Si nous ne réagissons pas tous également à ces évènements qui affectent notre délicate humeur, une chaîne de ceux-ci peut s’avérer problématique. Nous courons tous différemment le risque de souffrir de dépression un jour ou l’autre, que nous soyons malades ou que nous accompagnions l’un de ceux qui en souffrent. Pourtant, la dépression est une maladie incomprise par une grande majorité de la population, et cette incompréhension est ce qui rend si difficile pour les malades de s’en sortir.

Consulter? Parfois on est encouragé par nos proches à le faire, parce que ceux-ci n’arrivent pas à nous consoler ou à nous rassurer. Mais parfois, se rendre chez le médecin pour « être soigné d’une dépression » n’est pas suffisant. C’est le genre de consultation qui nous fait replonger dans un pénible courant.
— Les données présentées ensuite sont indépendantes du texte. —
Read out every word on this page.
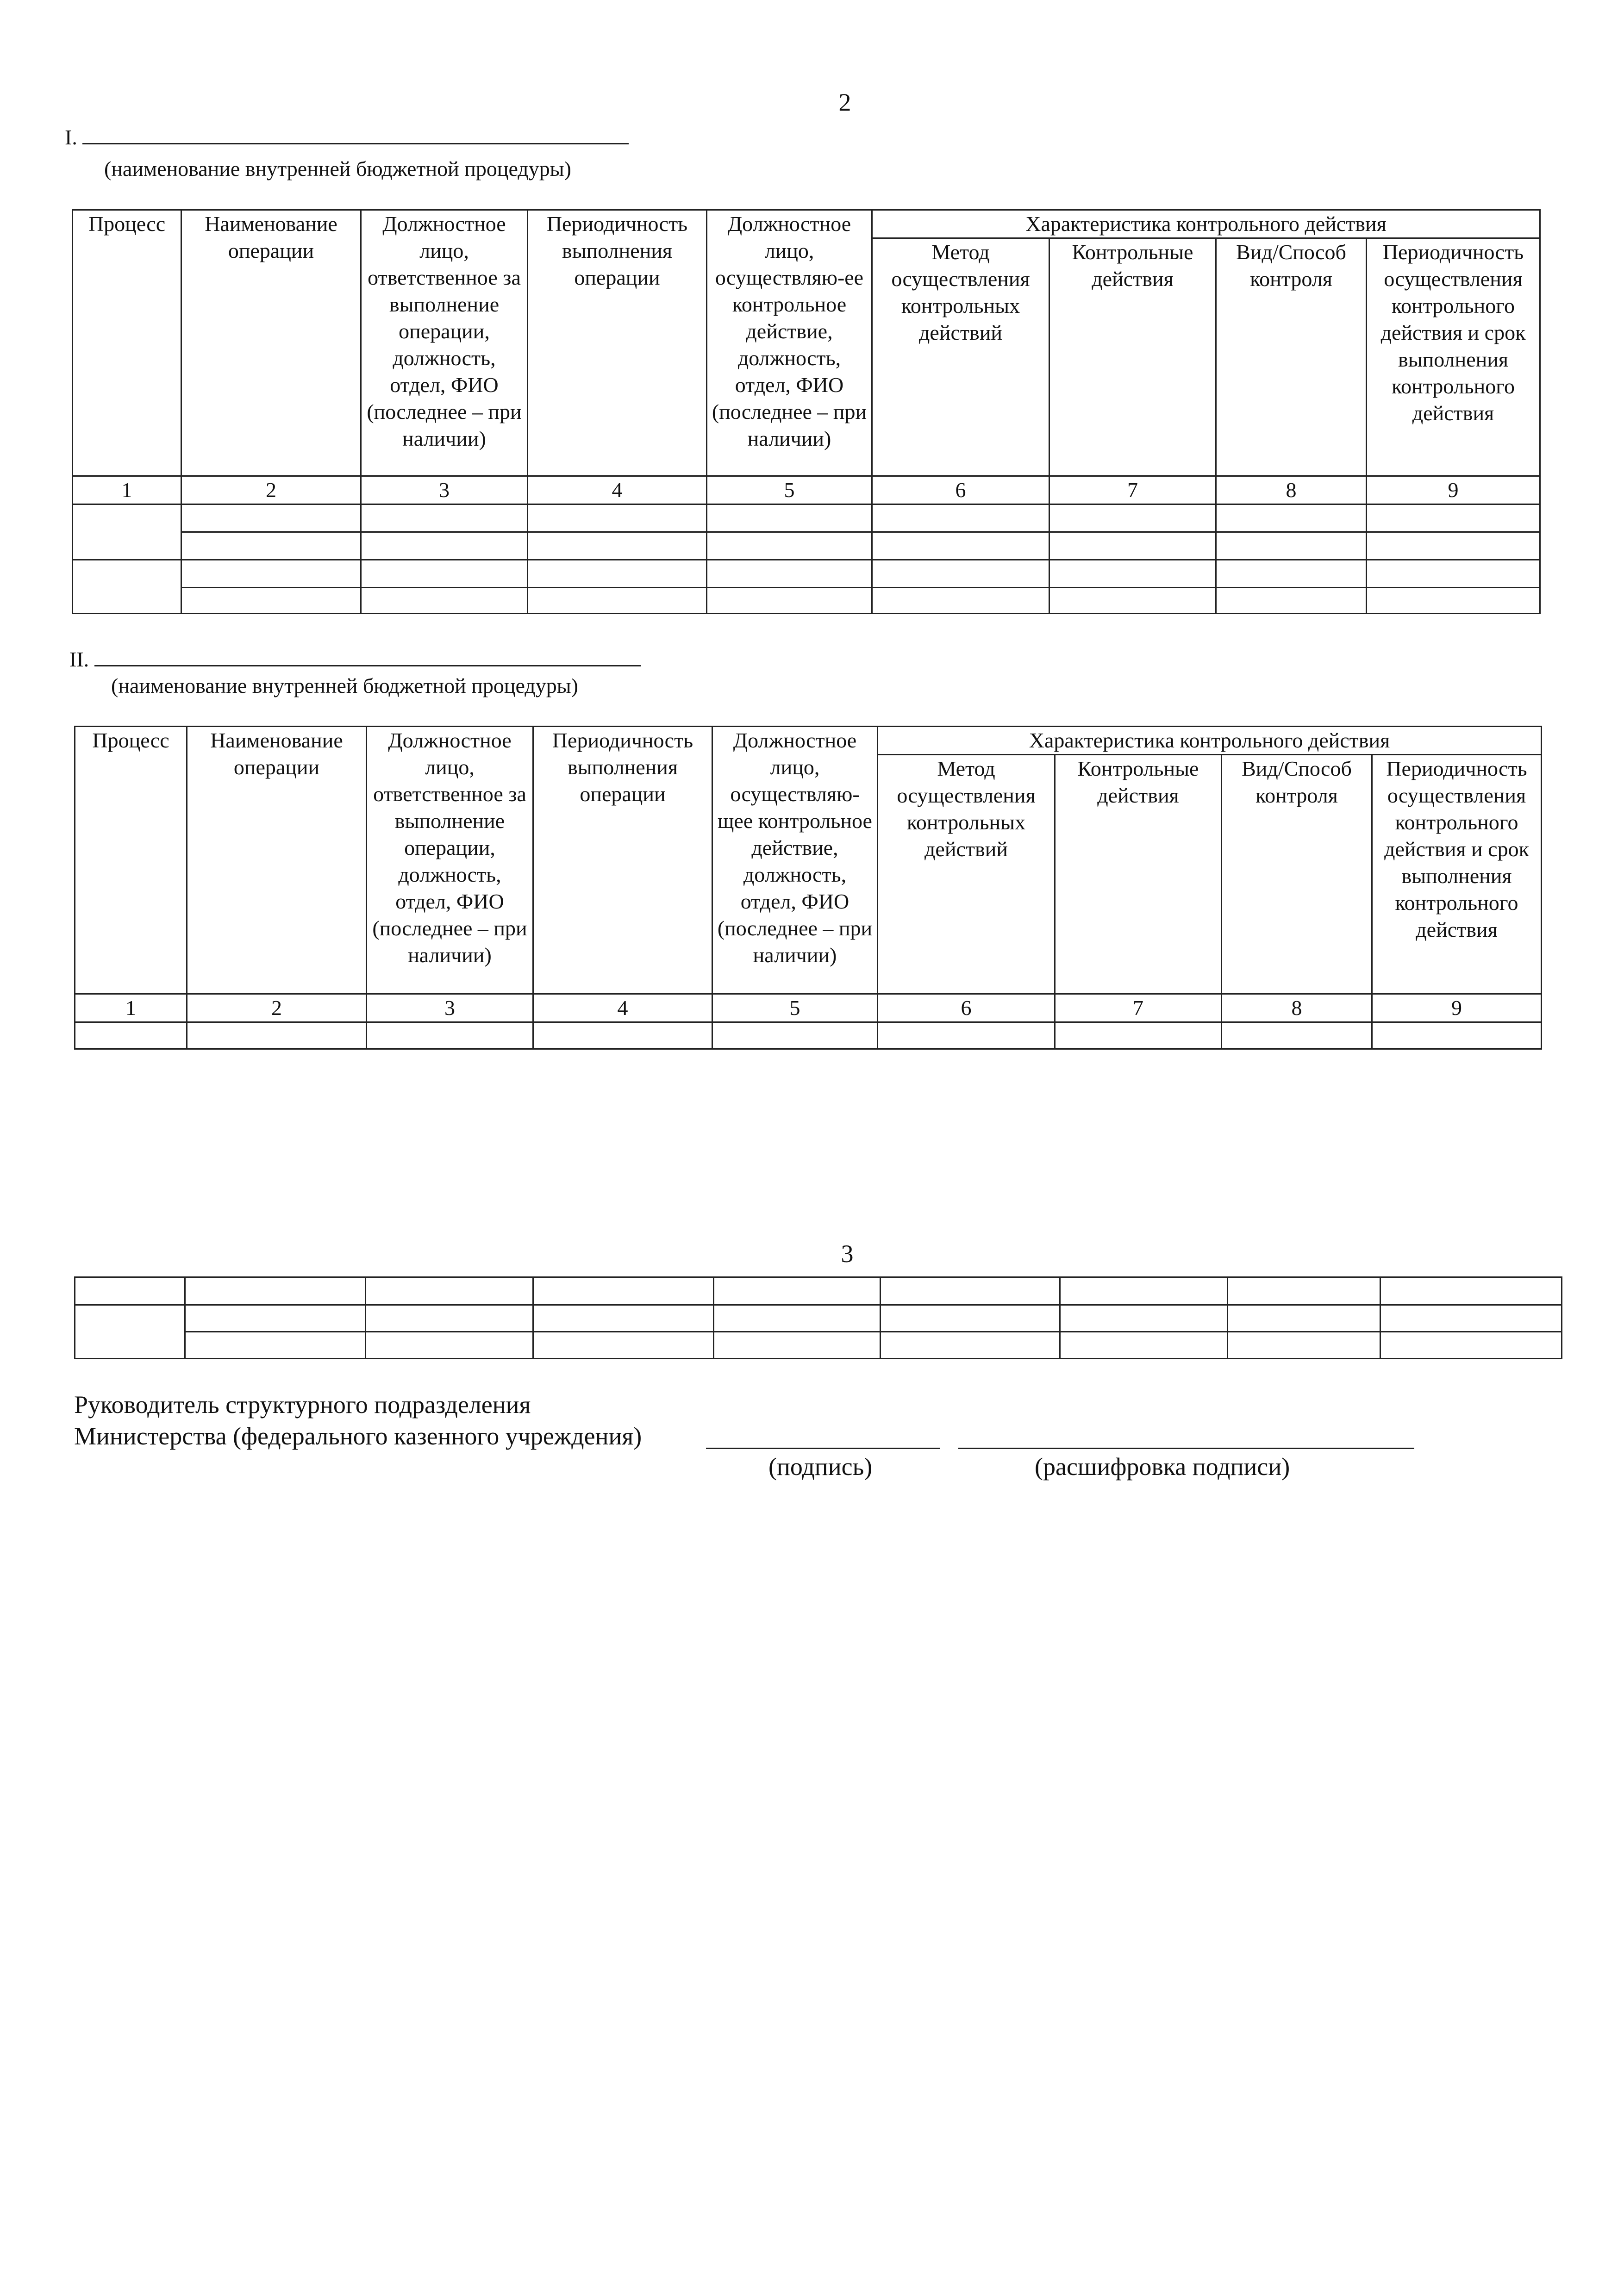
2
I.
(наименование внутренней бюджетной процедуры)
Процесс	Наименование операции	Должностное лицо, ответственное за выполнение операции, должность, отдел, ФИО (последнее – при наличии)	Периодичность выполнения операции	Должностное лицо, осуществляю-ее контрольное действие, должность, отдел, ФИО (последнее – при наличии)	Характеристика контрольного действия			
					Метод осуществления контрольных действий	Контрольные действия	Вид/Способ контроля	Периодичность осуществления контрольного действия и срок выполнения контрольного действия
1	2	3	4	5	6	7	8	9

II.
(наименование внутренней бюджетной процедуры)
Процесс	Наименование операции	Должностное лицо, ответственное за выполнение операции, должность, отдел, ФИО (последнее – при наличии)	Периодичность выполнения операции	Должностное лицо, осуществляю-щее контрольное действие, должность, отдел, ФИО (последнее – при наличии)	Характеристика контрольного действия			
					Метод осуществления контрольных действий	Контрольные действия	Вид/Способ контроля	Периодичность осуществления контрольного действия и срок выполнения контрольного действия
1	2	3	4	5	6	7	8	9

3

Руководитель структурного подразделения
Министерства (федерального казенного учреждения)
(подпись)	(расшифровка подписи)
Je peux comprendre qu’il soit laborieux pour certaines personnes de tendre la main. Il leur faut savoir équilibrer la sensibilité, la fermeté, l’encouragement, l’amour, la sagesse, la délicatesse et l’humour. Par contre, c’est cette compassion qui nous rend généreux. Cessons donc de considérer les professionnels comme les seuls qui peuvent aider nos amis. Soyons celui qui tend la main avec un grand sourire. On ne sait jamais. Ça pourrait être nous les prochains. On ne sait jamais. On pourrait tout aussi sauver bien des âmes, parce qu’on mérite tous le bonheur.